Owl Eyes plays the role of an onlooker in The Great Gatsby, one who provides an outsider perspective. He first appears in the third chapter of the novel, when Nick finds him drunk in Gatsby's library. The description of Owl Eyes reveals his symbolism. Owls are wise, all-knowing creatures - his revelations are a clue for readers. The glasses reveal a clarity and echo the billboard's all-seeing eyes. His presence stands to share a truth.

The man is astonished to find Gatsby's books are not made of cardboard. In his reaction, he proclaims "What realism!" The comment highlights the artificiality of Gatsby's lifestyle; it's staged. Additionally, he tells Nick and Jordan that he went to the library because he has been drunk for a week and wanted to sober up. His desire to pull away from the debauchery and take refuge in fact mirrors Nick's ultimate desire to leave behind the partying and falsehoods of the Jazz Age's wealthy elite by the end of the novel.

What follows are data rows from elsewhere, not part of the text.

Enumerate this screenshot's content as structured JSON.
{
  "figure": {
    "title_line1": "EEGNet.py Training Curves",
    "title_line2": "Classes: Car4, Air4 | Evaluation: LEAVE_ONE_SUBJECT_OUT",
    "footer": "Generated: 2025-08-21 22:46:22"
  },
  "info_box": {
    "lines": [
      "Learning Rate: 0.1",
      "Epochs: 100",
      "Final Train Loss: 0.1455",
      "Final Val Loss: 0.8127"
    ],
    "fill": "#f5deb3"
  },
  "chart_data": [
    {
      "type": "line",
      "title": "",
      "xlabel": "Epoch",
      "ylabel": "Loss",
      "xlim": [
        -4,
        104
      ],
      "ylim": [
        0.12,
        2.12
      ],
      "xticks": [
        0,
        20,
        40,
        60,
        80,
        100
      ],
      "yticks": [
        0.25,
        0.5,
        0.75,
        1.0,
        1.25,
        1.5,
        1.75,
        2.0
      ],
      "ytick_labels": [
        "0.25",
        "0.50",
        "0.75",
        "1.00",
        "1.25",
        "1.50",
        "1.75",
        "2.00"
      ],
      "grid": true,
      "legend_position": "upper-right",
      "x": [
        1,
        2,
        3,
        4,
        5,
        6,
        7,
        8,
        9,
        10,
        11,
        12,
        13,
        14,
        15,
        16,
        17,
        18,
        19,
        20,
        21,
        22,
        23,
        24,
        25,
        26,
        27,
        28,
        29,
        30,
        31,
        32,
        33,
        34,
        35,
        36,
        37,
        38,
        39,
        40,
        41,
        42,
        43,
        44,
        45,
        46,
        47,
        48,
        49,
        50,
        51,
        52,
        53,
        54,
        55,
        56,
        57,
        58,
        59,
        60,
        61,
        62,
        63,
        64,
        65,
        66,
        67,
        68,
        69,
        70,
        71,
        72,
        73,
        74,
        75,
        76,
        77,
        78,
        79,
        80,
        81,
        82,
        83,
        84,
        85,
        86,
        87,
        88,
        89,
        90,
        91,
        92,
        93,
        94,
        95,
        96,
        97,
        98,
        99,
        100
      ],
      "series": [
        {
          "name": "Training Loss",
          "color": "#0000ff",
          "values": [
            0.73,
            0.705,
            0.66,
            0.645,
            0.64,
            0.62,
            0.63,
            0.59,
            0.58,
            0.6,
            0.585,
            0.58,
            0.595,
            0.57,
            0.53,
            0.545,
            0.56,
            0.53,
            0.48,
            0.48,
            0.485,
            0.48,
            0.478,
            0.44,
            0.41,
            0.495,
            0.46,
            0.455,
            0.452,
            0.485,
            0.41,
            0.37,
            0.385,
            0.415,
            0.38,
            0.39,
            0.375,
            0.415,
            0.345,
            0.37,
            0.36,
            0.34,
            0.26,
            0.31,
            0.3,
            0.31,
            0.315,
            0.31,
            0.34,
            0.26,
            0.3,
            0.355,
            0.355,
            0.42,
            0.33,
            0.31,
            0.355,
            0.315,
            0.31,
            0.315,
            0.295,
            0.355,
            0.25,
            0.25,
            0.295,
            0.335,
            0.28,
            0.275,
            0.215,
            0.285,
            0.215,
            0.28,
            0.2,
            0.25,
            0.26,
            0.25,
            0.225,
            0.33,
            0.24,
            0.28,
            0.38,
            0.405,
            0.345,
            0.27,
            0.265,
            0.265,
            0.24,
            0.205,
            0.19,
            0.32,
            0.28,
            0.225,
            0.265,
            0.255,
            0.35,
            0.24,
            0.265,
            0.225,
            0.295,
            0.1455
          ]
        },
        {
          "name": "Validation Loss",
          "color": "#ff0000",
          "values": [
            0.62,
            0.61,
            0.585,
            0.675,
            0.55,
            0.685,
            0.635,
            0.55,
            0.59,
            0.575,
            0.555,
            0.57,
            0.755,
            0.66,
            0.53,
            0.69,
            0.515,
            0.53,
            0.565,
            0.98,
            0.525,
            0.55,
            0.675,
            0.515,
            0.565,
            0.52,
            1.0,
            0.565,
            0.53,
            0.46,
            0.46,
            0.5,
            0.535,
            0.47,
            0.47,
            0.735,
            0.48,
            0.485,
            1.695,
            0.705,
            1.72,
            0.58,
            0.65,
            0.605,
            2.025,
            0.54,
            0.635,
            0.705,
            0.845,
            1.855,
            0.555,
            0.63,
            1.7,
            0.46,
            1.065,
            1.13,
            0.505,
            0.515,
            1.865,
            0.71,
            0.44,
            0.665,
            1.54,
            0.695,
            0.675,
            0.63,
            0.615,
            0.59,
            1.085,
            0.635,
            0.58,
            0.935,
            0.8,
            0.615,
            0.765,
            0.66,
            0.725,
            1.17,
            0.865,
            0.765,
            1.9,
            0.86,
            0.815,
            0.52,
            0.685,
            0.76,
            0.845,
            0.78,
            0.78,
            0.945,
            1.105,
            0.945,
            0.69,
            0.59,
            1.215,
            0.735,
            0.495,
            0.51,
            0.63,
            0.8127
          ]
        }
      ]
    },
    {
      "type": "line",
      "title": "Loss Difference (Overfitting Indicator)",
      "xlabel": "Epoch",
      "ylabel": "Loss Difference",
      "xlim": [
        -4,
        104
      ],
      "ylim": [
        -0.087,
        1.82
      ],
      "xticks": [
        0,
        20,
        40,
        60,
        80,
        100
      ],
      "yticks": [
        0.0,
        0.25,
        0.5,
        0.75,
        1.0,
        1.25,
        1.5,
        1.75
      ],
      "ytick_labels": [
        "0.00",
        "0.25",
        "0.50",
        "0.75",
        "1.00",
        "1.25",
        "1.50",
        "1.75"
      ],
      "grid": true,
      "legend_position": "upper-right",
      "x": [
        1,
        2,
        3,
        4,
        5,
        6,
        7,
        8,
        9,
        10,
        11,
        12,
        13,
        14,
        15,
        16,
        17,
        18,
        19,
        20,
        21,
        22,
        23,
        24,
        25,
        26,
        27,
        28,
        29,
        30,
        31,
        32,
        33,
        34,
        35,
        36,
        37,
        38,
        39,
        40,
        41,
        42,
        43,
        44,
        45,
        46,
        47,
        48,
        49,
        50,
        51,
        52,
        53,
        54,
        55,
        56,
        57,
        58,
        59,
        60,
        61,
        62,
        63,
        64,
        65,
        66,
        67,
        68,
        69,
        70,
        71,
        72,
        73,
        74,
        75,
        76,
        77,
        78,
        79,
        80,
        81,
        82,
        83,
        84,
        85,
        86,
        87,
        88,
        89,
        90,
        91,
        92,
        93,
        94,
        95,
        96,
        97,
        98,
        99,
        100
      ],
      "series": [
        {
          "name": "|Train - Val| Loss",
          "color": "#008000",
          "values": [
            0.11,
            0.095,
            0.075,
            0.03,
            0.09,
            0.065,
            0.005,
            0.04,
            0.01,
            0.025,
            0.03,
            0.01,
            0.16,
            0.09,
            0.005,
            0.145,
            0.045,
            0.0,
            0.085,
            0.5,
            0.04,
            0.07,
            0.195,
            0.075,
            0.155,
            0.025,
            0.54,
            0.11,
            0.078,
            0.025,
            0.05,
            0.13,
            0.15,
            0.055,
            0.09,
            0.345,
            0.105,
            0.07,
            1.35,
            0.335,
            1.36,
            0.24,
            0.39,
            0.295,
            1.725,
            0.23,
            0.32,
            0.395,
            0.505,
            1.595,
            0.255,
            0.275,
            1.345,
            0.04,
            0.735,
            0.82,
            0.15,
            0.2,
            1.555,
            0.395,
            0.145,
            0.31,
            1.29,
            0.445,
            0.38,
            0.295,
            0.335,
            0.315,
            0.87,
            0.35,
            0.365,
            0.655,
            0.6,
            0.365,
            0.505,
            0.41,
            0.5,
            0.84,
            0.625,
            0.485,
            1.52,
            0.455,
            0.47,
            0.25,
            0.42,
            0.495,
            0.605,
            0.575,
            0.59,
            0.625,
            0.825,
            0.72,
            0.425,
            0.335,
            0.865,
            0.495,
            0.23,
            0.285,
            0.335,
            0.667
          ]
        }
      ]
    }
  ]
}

Owl Eyes appears again at the end of the work, at Gatsby's funeral. Gatsby's funeral has few people in attendance, and this man's attendance and commentary reveals how few people understood Gatsby as a person. Owl eyes removes his glasses and wipes the raindrops from them; a symbolic reference his mental clarity. He then tells Nick that Gatsby is a "poor son-of-a-bitch," revealing that those who can see the whole picture of Gatsby's tale should be empathetic rather than judgmental - the same lesson Nick warrants at the beginning and closing of the novel.